Russia’s pipeline gas exports to Europe are equivalent to about a third of global LNG trade as of 2021. If Europe were to replace all Russian pipeline gas with LNG, it would need to import about 275 bcm (based on Europe’s balance in 2021): this translates to over 53 per cent of the global LNG trade. Europe would also need to find alternative sources to replace Russian LNG.
Russian pipeline gas exports are in the same range as the current gas use in Europe’s power sector. If Europe wants to replace the equivalent of Russian gas imports with renewables, it would need to build an additional 370 gigawatts (GW) of wind to replace this gas (on top of 215 GW installed as of 2020). Europe has installed on average 14 GW of wind capacity per year between 2015 and 2020. Alternatively, Europe would need to add another 105 GW of nuclear capacity, close to the existing capacity installed in 2021 (115 GW).

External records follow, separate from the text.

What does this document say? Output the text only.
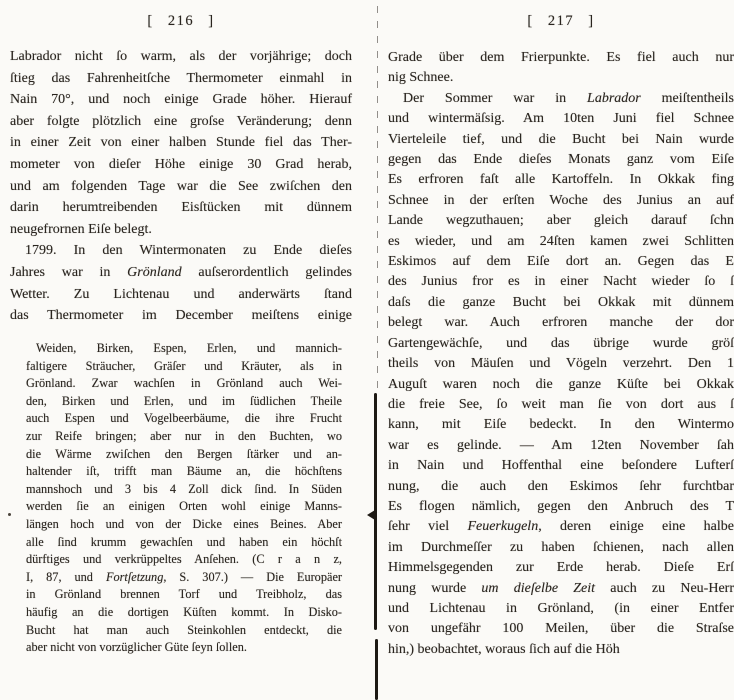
[ 216 ]
Labrador nicht ſo warm, als der vorjährige; doch
ſtieg das Fahrenheitſche Thermometer einmahl in
Nain 70°, und noch einige Grade höher. Hierauf
aber folgte plötzlich eine groſse Veränderung; denn
in einer Zeit von einer halben Stunde fiel das Ther-
mometer von dieſer Höhe einige 30 Grad herab,
und am folgenden Tage war die See zwiſchen den
darin herumtreibenden Eisſtücken mit dünnem
neugefrornen Eiſe belegt.
1799. In den Wintermonaten zu Ende dieſes
Jahres war in Grönland auſserordentlich gelindes
Wetter. Zu Lichtenau und anderwärts ſtand
das Thermometer im December meiſtens einige
Weiden, Birken, Espen, Erlen, und mannich-
faltigere Sträucher, Gräſer und Kräuter, als in
Grönland. Zwar wachſen in Grönland auch Wei-
den, Birken und Erlen, und im ſüdlichen Theile
auch Espen und Vogelbeerbäume, die ihre Frucht
zur Reife bringen; aber nur in den Buchten, wo
die Wärme zwiſchen den Bergen ſtärker und an-
haltender iſt, trifft man Bäume an, die höchſtens
mannshoch und 3 bis 4 Zoll dick ſind. In Süden
werden ſie an einigen Orten wohl einige Manns-
längen hoch und von der Dicke eines Beines. Aber
alle ſind krumm gewachſen und haben ein höchſt
dürftiges und verkrüppeltes Anſehen. (C r a n z,
I, 87, und Fortſetzung, S. 307.) — Die Europäer
in Grönland brennen Torf und Treibholz, das
häufig an die dortigen Küſten kommt. In Disko-
Bucht hat man auch Steinkohlen entdeckt, die
aber nicht von vorzüglicher Güte ſeyn ſollen.
[ 217 ]
Grade über dem Frierpunkte. Es fiel auch nur
nig Schnee.
Der Sommer war in Labrador meiſtentheils
und wintermäſsig. Am 10ten Juni fiel Schnee
Vierteleile tief, und die Bucht bei Nain wurde
gegen das Ende dieſes Monats ganz vom Eiſe
Es erfroren faſt alle Kartoffeln. In Okkak fing
Schnee in der erſten Woche des Junius an auf
Lande wegzuthauen; aber gleich darauf ſchn
es wieder, und am 24ſten kamen zwei Schlitten
Eskimos auf dem Eiſe dort an. Gegen das E
des Junius fror es in einer Nacht wieder ſo ſ
daſs die ganze Bucht bei Okkak mit dünnem
belegt war. Auch erfroren manche der dor
Gartengewächſe, und das übrige wurde gröſ
theils von Mäuſen und Vögeln verzehrt. Den 1
Auguſt waren noch die ganze Küſte bei Okkak
die freie See, ſo weit man ſie von dort aus ſ
kann, mit Eiſe bedeckt. In den Wintermo
war es gelinde. — Am 12ten November ſah
in Nain und Hoffenthal eine beſondere Lufterſ
nung, die auch den Eskimos ſehr furchtbar
Es flogen nämlich, gegen den Anbruch des T
ſehr viel Feuerkugeln, deren einige eine halbe
im Durchmeſſer zu haben ſchienen, nach allen
Himmelsgegenden zur Erde herab. Dieſe Erſ
nung wurde um dieſelbe Zeit auch zu Neu-Herr
und Lichtenau in Grönland, (in einer Entfer
von ungefähr 100 Meilen, über die Straſse
hin,) beobachtet, woraus ſich auf die Höh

Data from the International Energy Agency (IEA) revealed the European Union (EU) imported 2.2 million barrels per day (bpd) of crude oil and 1.2 million bpd of refined oil products before the Ukraine invasion. Russian oil makes up a fifth of oil refined in Europe. Some refineries producing fuel from gasoline to jet fuel such as Germany’s PCK Schwedt and Leuna, as well as refineries in the Czech Republic, Hungary, Slovakia and Poland obtain Russian crude oil via the Druzhba – or “Friendship” – pipeline.

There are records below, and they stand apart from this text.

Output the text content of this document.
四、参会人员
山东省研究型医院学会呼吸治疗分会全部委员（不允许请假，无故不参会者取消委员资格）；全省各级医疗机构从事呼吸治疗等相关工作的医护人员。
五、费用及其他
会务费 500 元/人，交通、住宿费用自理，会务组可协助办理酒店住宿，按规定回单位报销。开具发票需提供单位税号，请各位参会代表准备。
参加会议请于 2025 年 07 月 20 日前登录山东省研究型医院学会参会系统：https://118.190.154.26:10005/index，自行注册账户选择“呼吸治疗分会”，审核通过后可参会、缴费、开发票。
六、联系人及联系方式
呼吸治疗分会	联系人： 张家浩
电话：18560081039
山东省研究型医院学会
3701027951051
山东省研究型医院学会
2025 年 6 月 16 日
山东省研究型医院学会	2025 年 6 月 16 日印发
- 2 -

Regardless of collective disapproval towards a country’s acts, economic survival has to precede. Giving credit where it is due, Hungarian Foreign Minister Peter Szijjarto pointed out that it would be unfair to subject Hungarians to recession by cutting off Russian oil. He noted the country will not vote for any sanctions that will make the transport of natural gas or oil from Russia to Hungary impossible. He stressed, “Hungary’s energy supply cannot be endangered because no one can expect us to allow the price of the war (in Ukraine) to be paid by Hungarians. It is physically impossible for Hungary and its economy to function without Russian oil.”

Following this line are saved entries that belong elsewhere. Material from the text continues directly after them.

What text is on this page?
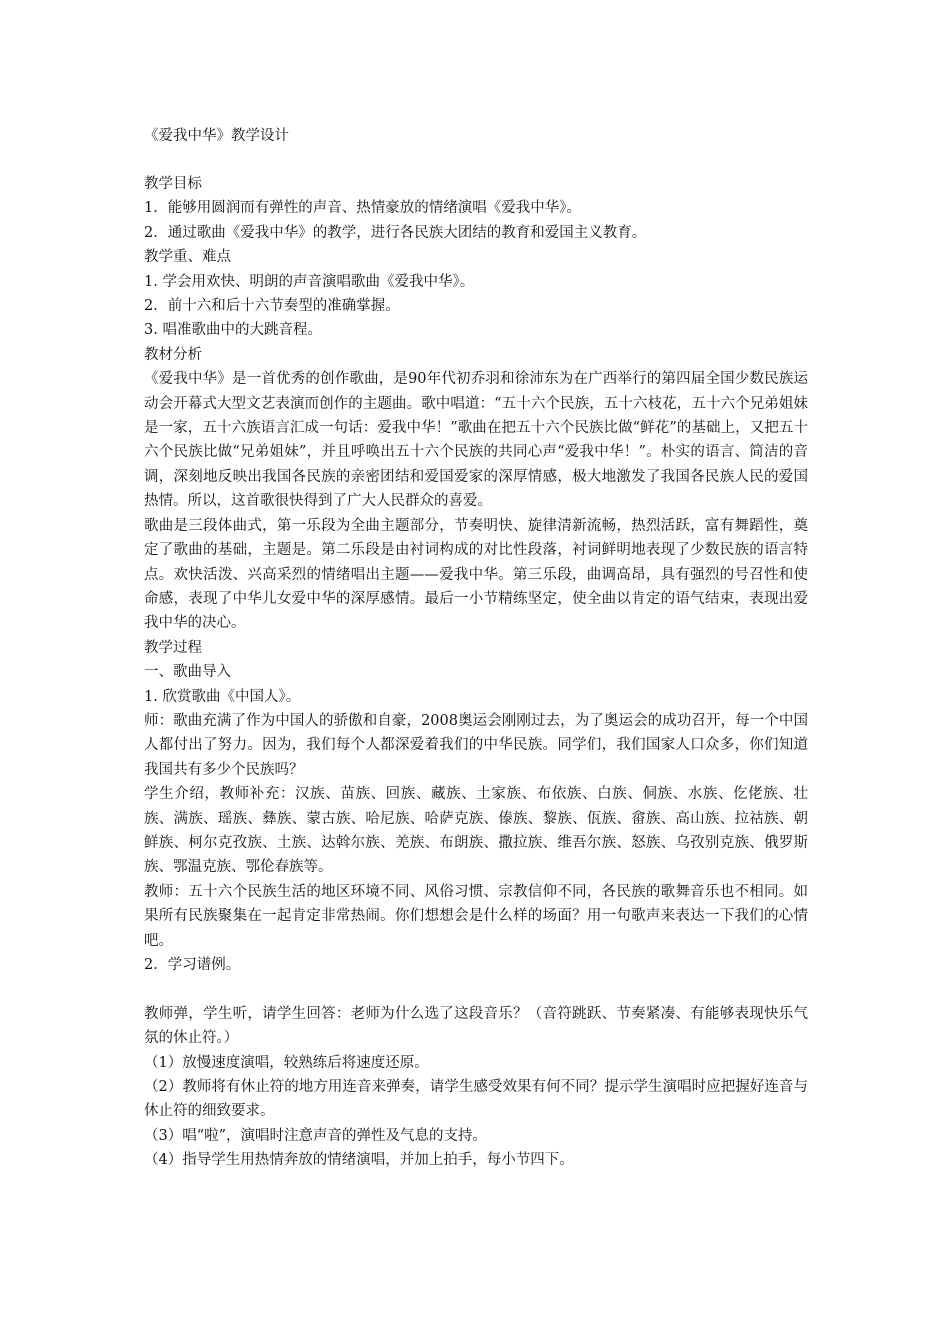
《爱我中华》教学设计

教学目标

1．能够用圆润而有弹性的声音、热情豪放的情绪演唱《爱我中华》。

2．通过歌曲《爱我中华》的教学，进行各民族大团结的教育和爱国主义教育。

教学重、难点

1. 学会用欢快、明朗的声音演唱歌曲《爱我中华》。

2．前十六和后十六节奏型的准确掌握。

3. 唱准歌曲中的大跳音程。

教材分析

《爱我中华》是一首优秀的创作歌曲，是90年代初乔羽和徐沛东为在广西举行的第四届全国少数民族运动会开幕式大型文艺表演而创作的主题曲。歌中唱道：“五十六个民族，五十六枝花，五十六个兄弟姐妹是一家，五十六族语言汇成一句话：爱我中华！”歌曲在把五十六个民族比做“鲜花”的基础上，又把五十六个民族比做“兄弟姐妹”，并且呼唤出五十六个民族的共同心声“爱我中华！”。朴实的语言、简洁的音调，深刻地反映出我国各民族的亲密团结和爱国爱家的深厚情感，极大地激发了我国各民族人民的爱国热情。所以，这首歌很快得到了广大人民群众的喜爱。

歌曲是三段体曲式，第一乐段为全曲主题部分，节奏明快、旋律清新流畅，热烈活跃，富有舞蹈性，奠定了歌曲的基础，主题是。第二乐段是由衬词构成的对比性段落，衬词鲜明地表现了少数民族的语言特点。欢快活泼、兴高采烈的情绪唱出主题——爱我中华。第三乐段，曲调高昂，具有强烈的号召性和使命感，表现了中华儿女爱中华的深厚感情。最后一小节精练坚定，使全曲以肯定的语气结束，表现出爱我中华的决心。

教学过程

一、歌曲导入

1. 欣赏歌曲《中国人》。

师：歌曲充满了作为中国人的骄傲和自豪，2008奥运会刚刚过去，为了奥运会的成功召开，每一个中国人都付出了努力。因为，我们每个人都深爱着我们的中华民族。同学们，我们国家人口众多，你们知道我国共有多少个民族吗？

学生介绍，教师补充：汉族、苗族、回族、藏族、土家族、布依族、白族、侗族、水族、仡佬族、壮族、满族、瑶族、彝族、蒙古族、哈尼族、哈萨克族、傣族、黎族、佤族、畲族、高山族、拉祜族、朝鲜族、柯尔克孜族、土族、达斡尔族、羌族、布朗族、撒拉族、维吾尔族、怒族、乌孜别克族、俄罗斯族、鄂温克族、鄂伦春族等。

教师：五十六个民族生活的地区环境不同、风俗习惯、宗教信仰不同，各民族的歌舞音乐也不相同。如果所有民族聚集在一起肯定非常热闹。你们想想会是什么样的场面？用一句歌声来表达一下我们的心情吧。

2．学习谱例。

教师弹，学生听，请学生回答：老师为什么选了这段音乐？（音符跳跃、节奏紧凑、有能够表现快乐气氛的休止符。）

（1）放慢速度演唱，较熟练后将速度还原。

（2）教师将有休止符的地方用连音来弹奏，请学生感受效果有何不同？提示学生演唱时应把握好连音与休止符的细致要求。

（3）唱“啦”，演唱时注意声音的弹性及气息的支持。

（4）指导学生用热情奔放的情绪演唱，并加上拍手，每小节四下。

Although EC’s President Ursula von der Leyen highlighted the transition will be executed in an orderly manner, completion migration will be a long shot. The Politico added the EC signalled to EU countries that there would be some form of transitional measures for Hungary and Slovakia, given how much these two nations rely on Russian oil, and the difficulties they face in finding alternative supplies. Before Hungary and Slovakia start worrying about the alternative sources, the EC as a whole should consider if it can withstand the impact of a global economic catastrophe.